Bert Marievoet sur les micro-influenceurs

Organoid intelligence

Depuis fin 2022, la société toute entière est envoûtée par l’intelligence artificielle. Ce que l’on perd parfois de vue à cet égard, c’est que l’IA est extrêmement polluante. Les centres de données qu’elle nécessite émettent beaucoup de CO2. Sans parler des coûts. L’IA n’est donc pas durable et nous risquons en outre de nous retrouver coincés dans la révolution technologique… Cependant, l’envie irrésistible de faire mieux plus vite et d’accroître notre intelligence ne disparaîtra pas. C’est pourquoi l’intelligence organoïde est née. L’ambition : augmenter notre propre intelligence en ajustant notre cerveau.

Kristel Vanderlinden sur l’intelligence organoïde

Phygital marketing

‘Phygital’ est une contraction de physique et de digital. Dans le marketing, cela s’apparente au marketing omnicanal, dans le cadre duquel le consommateur vit sa customer journey via les canaux et les moments de son choix.
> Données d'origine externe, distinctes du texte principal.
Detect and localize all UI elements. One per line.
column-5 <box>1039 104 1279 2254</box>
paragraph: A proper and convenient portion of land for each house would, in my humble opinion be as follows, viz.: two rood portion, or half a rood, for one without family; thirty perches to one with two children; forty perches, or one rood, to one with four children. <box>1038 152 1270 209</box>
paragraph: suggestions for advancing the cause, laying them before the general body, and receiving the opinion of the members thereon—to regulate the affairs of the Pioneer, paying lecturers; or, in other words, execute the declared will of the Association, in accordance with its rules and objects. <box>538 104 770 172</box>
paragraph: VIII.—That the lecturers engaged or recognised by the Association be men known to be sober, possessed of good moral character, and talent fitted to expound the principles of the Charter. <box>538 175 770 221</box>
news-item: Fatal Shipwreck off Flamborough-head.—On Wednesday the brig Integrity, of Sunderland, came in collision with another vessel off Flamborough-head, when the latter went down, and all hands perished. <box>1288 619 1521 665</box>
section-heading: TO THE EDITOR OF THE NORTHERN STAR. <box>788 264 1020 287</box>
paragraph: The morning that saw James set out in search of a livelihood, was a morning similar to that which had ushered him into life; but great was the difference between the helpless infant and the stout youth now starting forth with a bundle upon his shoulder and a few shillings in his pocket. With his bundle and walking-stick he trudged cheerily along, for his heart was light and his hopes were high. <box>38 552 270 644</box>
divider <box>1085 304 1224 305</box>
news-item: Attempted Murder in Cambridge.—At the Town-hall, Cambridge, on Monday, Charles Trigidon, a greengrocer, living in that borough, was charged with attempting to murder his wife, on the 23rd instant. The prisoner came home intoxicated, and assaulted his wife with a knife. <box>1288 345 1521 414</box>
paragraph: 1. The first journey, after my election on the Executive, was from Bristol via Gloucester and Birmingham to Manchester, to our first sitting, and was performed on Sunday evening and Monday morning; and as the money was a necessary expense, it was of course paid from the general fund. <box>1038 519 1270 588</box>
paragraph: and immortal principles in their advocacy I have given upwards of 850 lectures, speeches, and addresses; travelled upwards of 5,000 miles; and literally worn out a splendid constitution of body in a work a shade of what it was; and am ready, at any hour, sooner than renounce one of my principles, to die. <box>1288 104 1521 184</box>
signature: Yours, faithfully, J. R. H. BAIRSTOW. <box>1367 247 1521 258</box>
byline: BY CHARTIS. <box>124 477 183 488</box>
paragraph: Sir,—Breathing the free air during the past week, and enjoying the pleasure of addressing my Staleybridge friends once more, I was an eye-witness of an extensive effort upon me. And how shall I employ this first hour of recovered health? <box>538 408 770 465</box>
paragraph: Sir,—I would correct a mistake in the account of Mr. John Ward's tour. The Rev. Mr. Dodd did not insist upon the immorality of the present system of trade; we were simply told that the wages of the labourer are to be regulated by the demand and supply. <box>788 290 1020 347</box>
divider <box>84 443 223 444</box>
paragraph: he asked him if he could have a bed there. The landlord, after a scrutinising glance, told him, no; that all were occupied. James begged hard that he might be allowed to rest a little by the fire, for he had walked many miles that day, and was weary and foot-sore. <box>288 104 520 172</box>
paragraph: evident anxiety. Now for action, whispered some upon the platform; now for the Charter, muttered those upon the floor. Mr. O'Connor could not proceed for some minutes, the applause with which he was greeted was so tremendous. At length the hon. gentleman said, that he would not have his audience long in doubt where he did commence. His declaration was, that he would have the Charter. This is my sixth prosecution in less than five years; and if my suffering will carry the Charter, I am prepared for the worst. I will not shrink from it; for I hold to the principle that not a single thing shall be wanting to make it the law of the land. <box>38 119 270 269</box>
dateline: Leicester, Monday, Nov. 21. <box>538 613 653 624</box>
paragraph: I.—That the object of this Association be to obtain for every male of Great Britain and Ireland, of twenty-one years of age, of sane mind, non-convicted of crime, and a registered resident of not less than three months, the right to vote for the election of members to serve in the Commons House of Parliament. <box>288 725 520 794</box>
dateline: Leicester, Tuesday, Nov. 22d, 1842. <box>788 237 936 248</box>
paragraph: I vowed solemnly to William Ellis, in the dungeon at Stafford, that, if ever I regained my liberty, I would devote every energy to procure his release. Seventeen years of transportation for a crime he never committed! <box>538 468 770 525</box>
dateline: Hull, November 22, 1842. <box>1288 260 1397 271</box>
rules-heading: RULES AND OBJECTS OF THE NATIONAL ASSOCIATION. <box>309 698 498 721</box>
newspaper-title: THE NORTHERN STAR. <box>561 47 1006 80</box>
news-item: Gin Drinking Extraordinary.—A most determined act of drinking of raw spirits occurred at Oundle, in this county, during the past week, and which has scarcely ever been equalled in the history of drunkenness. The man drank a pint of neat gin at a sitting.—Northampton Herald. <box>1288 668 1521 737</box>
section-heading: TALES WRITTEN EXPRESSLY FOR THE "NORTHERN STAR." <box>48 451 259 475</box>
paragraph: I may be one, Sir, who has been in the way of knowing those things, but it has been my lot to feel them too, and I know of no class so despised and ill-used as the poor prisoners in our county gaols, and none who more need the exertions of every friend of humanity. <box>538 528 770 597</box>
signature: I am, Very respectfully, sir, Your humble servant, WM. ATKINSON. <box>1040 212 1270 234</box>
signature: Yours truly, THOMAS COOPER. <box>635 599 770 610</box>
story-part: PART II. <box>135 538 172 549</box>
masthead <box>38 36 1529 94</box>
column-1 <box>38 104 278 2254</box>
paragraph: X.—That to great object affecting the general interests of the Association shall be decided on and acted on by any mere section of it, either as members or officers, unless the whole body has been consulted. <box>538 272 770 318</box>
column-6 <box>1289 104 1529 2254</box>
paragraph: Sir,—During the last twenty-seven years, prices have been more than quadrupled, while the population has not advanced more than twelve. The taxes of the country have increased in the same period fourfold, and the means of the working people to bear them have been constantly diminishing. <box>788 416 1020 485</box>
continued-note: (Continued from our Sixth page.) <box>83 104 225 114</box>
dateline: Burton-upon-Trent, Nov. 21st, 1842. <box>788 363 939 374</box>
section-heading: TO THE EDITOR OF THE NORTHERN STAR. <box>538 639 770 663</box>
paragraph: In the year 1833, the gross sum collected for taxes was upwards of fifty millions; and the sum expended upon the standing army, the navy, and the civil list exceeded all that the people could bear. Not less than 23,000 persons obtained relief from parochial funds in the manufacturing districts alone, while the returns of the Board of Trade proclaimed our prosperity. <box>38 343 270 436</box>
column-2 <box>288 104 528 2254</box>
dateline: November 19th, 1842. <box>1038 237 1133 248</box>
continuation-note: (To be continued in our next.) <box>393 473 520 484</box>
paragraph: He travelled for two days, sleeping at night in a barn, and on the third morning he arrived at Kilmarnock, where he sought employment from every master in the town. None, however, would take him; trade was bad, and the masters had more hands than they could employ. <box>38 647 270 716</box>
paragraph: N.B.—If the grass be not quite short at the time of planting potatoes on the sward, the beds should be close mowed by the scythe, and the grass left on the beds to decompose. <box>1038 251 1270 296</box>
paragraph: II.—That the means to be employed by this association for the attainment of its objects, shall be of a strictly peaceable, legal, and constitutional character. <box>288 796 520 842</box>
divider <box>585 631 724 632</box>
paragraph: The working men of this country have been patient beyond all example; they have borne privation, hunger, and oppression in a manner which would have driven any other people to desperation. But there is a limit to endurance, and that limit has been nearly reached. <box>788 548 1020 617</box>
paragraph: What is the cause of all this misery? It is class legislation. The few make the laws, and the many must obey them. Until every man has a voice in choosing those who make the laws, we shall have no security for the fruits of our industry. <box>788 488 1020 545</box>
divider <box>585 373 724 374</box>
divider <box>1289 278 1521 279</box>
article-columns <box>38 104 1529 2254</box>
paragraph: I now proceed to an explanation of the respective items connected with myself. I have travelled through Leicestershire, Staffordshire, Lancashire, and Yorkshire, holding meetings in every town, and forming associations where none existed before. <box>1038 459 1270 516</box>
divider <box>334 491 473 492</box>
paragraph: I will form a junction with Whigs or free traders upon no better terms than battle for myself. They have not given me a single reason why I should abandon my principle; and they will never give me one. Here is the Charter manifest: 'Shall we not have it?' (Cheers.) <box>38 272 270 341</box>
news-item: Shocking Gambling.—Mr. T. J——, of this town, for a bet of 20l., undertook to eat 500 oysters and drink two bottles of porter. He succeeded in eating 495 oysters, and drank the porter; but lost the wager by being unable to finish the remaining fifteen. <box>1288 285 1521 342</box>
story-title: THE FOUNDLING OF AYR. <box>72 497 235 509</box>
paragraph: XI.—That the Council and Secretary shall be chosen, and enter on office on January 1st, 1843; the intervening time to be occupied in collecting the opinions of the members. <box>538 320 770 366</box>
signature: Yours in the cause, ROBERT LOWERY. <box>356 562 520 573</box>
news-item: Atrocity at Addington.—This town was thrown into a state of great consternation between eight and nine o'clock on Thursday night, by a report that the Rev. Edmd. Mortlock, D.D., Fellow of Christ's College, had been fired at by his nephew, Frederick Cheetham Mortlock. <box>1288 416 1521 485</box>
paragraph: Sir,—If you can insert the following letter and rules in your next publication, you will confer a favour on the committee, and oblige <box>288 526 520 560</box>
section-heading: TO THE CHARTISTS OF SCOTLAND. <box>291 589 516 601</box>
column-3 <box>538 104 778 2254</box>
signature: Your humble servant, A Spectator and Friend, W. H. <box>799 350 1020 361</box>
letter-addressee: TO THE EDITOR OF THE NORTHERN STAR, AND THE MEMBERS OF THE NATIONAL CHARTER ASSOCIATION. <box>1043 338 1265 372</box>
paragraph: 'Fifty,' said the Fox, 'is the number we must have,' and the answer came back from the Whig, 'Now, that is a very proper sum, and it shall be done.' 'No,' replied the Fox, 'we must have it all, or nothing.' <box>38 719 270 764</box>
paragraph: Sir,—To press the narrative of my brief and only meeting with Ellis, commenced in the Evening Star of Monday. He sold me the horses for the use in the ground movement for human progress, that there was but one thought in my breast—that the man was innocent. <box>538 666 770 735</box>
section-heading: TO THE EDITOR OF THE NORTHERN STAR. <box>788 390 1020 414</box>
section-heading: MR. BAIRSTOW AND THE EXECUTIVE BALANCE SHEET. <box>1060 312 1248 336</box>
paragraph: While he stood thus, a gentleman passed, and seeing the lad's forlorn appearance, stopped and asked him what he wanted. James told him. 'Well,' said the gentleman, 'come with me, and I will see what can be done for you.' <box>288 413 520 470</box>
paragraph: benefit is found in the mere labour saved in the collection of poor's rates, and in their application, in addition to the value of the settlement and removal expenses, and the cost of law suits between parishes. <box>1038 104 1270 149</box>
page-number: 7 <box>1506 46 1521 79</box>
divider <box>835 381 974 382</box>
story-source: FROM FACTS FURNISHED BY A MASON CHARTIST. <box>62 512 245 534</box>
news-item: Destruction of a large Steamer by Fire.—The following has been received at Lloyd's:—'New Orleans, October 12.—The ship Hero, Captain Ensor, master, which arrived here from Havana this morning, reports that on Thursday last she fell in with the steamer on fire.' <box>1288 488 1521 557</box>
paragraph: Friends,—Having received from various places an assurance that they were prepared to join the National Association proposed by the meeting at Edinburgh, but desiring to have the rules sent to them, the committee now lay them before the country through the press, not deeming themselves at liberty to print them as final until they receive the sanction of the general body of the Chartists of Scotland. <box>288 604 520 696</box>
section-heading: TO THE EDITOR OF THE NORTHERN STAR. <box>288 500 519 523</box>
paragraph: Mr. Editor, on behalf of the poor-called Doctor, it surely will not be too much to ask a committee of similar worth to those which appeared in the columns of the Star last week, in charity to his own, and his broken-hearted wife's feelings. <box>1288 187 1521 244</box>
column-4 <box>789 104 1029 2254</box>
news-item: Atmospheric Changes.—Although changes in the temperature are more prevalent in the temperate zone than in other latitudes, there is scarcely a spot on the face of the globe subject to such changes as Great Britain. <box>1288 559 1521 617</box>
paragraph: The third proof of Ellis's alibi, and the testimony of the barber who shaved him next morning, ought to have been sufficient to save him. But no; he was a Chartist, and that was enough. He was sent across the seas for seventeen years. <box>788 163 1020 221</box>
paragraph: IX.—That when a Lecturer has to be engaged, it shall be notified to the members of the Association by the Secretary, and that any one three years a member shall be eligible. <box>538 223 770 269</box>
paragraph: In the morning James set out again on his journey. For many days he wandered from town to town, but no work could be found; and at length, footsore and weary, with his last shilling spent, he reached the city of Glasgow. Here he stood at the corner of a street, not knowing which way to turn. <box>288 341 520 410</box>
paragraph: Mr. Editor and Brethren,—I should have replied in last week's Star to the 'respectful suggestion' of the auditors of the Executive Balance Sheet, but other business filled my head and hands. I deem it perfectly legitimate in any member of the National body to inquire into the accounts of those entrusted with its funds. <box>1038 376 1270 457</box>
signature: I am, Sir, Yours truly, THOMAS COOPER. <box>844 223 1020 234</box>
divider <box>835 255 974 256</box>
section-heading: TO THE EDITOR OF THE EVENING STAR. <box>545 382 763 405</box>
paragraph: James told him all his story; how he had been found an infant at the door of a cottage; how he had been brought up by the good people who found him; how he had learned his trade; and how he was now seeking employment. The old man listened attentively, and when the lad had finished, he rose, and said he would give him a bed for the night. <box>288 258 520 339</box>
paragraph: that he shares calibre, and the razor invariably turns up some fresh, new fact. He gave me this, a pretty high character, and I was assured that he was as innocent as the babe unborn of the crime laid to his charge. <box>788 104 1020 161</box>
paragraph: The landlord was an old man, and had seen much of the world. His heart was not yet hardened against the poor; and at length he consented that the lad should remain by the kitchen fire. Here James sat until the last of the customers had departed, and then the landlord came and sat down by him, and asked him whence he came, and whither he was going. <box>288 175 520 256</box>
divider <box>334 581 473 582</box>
Gino Van Ossel sur le phygital marketing

Retail media

Les médias retail, ou médias de vente au détail, sont les canaux des détaillants. Pensez à leur site Web, mais également, dans beaucoup de cas, à un propre magazine. Ces médias sont des canaux importants pour les marques, désireuses d’entrer en contact avec le consommateur. Souvent, ce dernier peut en effet aussi effectuer des achats sur ces mêmes canaux. La distance entre la communication et l’achat est donc très courte.

Pierre-Alexandre Billiet sur retail media

Scrollytelling

Le scrollytelling va plus loin que le storytelling. Il s’agit d’une expérience complète fondée sur le défilement, qui permet de raconter une histoire sous une forme très hybride. En faisant défiler une page Web ou une application Web, on peut voir des animations de manière dynamique. Lorsqu’on fait défiler davantage, du texte apparaît et un peu plus loin on voit des images qui, quand on scrolle, s’animent aussi… On est entraîné dans un récit à l’aide du propre défilement.

Casper Faelens sur le scrollytelling

Shoppable content

Initialement, Internet était un média textuel, mais le visuel ne cesse de prendre de l’importance. Quand on rend les photos et les vidéos interactives, on peut les utiliser comme canal de recrutement pour permettre au consommateur de procéder à l’achat du produit qu’il ou elle a vu dans la photo ou vidéo. Le shoppable content est donc une technologie qui vous permet, en tant que consommateur, de passer de l’inspiration à l’action sans la moindre anicroche.

Jonas De Cooman sur le shoppable content

Thought leadership

La notion de ‘thought leadership’ (ou leadership éclairé) a été introduite en 1994 par l’économiste américain Joel Kurtzman. Nous parlons aujourd’hui de thought leadership lorsque quelqu’un ou une marque se sert de ses connaissances, de son expérience et de sa passion dans son domaine d’expertise pour aborder les thèmes majeurs qui trouvent écho auprès de son public de manière cohérente et partager sa vision sur le sujet.